Was passiert, wenn der Körper übersäuert?

Sauer macht lustig? Nicht immer! Ist Ihr Körper übersäuert, fehlen ihm wichtige Basen, um den Säure-Basen-Haushalt in einer Balance zu halten, die gesund ist. Dies geschieht vor allem durch eine falsche Ernährung, die zu mehr als 25 Prozent aus säurebildenden Lebensmitteln besteht und Leber, Niere, Darm und Haut stark belastet, denn die Organe versuchen, das natürliche Gleichgewicht wiederherzustellen.

Während einige Organe für ihre Funktion eine saure Umgebung aufbauen, müssen andere Bereiche des Körpers basisch sein. Viele gesundheitliche Probleme könnten demnach darauf zurückzuführen sein, dass der Körper übersäuert und deshalb mühsam den Säure-Basen-Haushalt aufrechterhalten muss. In der Alternativmedizin gibt es sogar Lehrmeinungen, die in einer Übersäuerung die Ursache der meisten Krankheiten sehen. So weit gehen Schulmediziner nicht, doch eine langfristige Ernährung, die viele Säuren im Körper bildet, gilt auch ihnen als ungesund.

Übersäuerung des Körpers durch säurebildende Lebensmittel

Die Ernährung ist der wichtigste Auslöser dafür, dass der Körper übersäuert. Denn am Ende der Verdauung stehen Stoffe, die entweder sauer oder basisch sind. Es geht also nicht darum, ob ein Lebensmittel selbst viel oder wenig Säure enthält. Entscheidend ist, was der Körper aus dem Lebensmittel macht.

Zu viele Süßigkeiten, Produkte aus Weißmehl, Fleisch, Fisch, Eier, Erbsen, Cola, Milchprodukte und das angebliche Diät-Wundermittel Kaffee sind Gift für den Körper, sofern diesen nicht viele basische Lebensmittel entgegengesetzt werden. Als optimal gilt ein Verhältnis von einem Viertel säurebildenden und drei Vierteln basischen Lebensmitteln. Zu letzteren zählen beispielsweise Obst, Kräuter, Gemüse, Kartoffeln und Haselnüsse.

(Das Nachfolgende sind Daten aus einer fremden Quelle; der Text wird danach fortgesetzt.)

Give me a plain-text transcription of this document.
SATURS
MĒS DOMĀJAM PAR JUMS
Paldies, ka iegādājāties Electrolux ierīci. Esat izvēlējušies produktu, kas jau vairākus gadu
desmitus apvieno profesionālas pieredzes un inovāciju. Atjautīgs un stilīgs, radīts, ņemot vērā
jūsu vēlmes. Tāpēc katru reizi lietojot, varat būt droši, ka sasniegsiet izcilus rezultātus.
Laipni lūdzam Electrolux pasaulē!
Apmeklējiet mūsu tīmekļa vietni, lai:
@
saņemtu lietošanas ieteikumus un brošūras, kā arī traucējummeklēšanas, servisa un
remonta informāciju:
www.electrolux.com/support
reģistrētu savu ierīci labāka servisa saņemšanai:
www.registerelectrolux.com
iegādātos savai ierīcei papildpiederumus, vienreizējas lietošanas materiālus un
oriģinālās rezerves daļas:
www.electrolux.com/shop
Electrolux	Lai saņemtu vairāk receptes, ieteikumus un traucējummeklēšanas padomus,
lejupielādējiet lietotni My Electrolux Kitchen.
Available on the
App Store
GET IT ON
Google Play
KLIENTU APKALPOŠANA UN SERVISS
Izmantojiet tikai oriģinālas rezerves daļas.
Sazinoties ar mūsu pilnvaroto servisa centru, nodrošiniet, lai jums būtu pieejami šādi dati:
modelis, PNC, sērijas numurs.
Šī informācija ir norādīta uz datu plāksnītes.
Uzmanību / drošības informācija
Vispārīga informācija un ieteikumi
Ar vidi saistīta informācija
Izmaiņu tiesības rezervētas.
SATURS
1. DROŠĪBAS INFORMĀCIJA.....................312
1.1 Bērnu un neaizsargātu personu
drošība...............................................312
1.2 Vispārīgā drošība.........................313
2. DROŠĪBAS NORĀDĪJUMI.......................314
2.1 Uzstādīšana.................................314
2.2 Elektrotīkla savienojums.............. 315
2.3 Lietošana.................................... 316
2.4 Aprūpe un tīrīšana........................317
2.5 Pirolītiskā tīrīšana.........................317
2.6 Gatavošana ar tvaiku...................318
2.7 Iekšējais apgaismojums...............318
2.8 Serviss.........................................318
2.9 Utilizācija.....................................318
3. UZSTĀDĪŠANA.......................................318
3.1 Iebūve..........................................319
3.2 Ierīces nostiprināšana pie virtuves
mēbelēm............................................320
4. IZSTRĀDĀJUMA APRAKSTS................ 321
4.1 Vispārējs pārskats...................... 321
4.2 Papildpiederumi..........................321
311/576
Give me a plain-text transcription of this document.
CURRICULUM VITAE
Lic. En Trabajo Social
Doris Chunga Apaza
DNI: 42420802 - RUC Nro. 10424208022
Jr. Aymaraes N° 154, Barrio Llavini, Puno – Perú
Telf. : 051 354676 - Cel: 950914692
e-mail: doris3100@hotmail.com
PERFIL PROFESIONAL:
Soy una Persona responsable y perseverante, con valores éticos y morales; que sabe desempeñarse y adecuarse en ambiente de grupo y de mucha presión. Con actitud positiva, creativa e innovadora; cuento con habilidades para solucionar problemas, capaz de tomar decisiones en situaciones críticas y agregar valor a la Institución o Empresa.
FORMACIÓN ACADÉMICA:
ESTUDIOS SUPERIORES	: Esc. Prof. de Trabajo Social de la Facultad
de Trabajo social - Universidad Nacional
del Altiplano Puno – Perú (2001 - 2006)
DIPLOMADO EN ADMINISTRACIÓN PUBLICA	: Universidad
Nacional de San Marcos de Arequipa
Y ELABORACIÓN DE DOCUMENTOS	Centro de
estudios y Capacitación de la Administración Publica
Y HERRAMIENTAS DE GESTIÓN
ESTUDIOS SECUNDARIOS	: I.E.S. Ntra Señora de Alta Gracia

Weitere Auslöser einer Übersäuerung

Auch schwere Erkrankungen wie Osteoporose, Allergien, Rheuma und Gicht erfordern eine spezielle Ernährung. Viel Alkohol, Stress und Rauchen können den Säure-Basen-Haushalt ebenfalls ungünstig beeinflussen.

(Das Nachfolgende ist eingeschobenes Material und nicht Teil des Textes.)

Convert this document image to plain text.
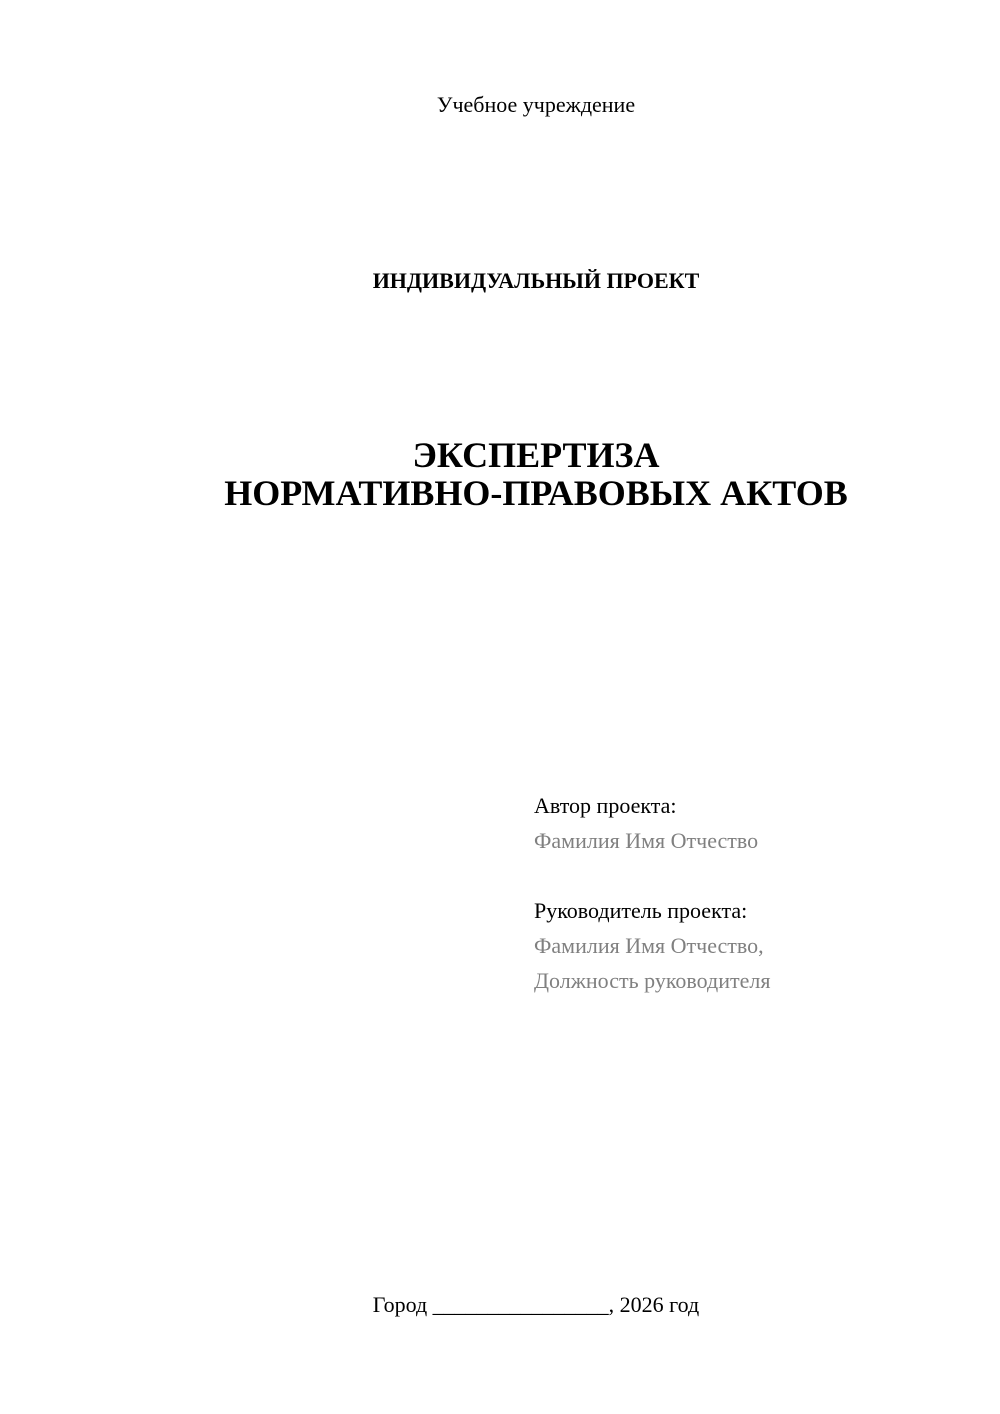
Учебное учреждение
ИНДИВИДУАЛЬНЫЙ ПРОЕКТ
ЭКСПЕРТИЗА
НОРМАТИВНО-ПРАВОВЫХ АКТОВ
Автор проекта:
Фамилия Имя Отчество
Руководитель проекта:
Фамилия Имя Отчество,
Должность руководителя
Город ________________, 2026 год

Symptome dafür, dass der Körper übersäuert

Als Anzeichen einer langfristigen Übersäuerung gelten unter anderem die folgenden Symptome:

  • Kopfschmerzen
  • innere Unruhe
  • Müdigkeit
  • Übergewicht
  • Verdauungsbeschwerden
  • unreine Haut
  • Zahnprobleme
  • häufige Infekte

Die Symptome dafür, dass der Körper übersäuert ist, sind also vielfältig und können auch auf viele weitere Ursachen hindeuten. Bei ernsten Beschwerden sollten Sie daher immer einen Arzt aufsuchen. Medizinisch gesehen liegt das Krankheitsbild Azidose (Übersäuerung) übrigens erst dann vor, wenn der pH-Wert so weit sinkt, wie es eine falsche Ernährung alleine kaum bewirken kann.

Der Selbsttest aus der Apotheke

Um festzustellen, ob der eigene Körper übersäuert ist, gibt es in der Apotheke erhältliche Urin-Tests, die zu bestimmten Zeiten und über mehrere Tage hinweg durchgeführt werden sollten. So lässt sich der pH-Wert im Körper bestimmen. Liegt dieser im Schnitt aller Messungen unter dem Wert von 7,0, ist der Körper übersäuert, über 7,0 ist mit Ihrem Säure-Basen-Haushalt alles im Lot.

Was hilft gegen Übersäuerung?

Selbst den Kochlöffel in die Hand zu nehmen statt auswärts zu essen oder zu Fast Food zu greifen, hilft gegen ein Ungleichgewicht des Säure-Basen-Haushalts. Den Anteil der basenbildenden Lebensmittel können Sie beim Kochen selbst im Auge behalten und erhöhen. Den Konsum von Kaffee, Weizenmehl, Alkohol und anderen säurebildenden Lebensmitteln sollten Sie begrenzen.

Regelmäßiger Sport, bei dem Sie so richtig ins Schwitzen kommen, und Bürstenmassagen sorgen ebenfalls dafür, dass Säuren nach außen abgegeben werden. Entspannen Sie sich, denn auch permanenter Stress kann dazu führen, dass der Körper übersäuert. Entspannungsfördernde Sportarten wie Yoga oder Meditationsübungen helfen dabei, Stress abzubauen und dem Körper Ruhepausen zu gönnen.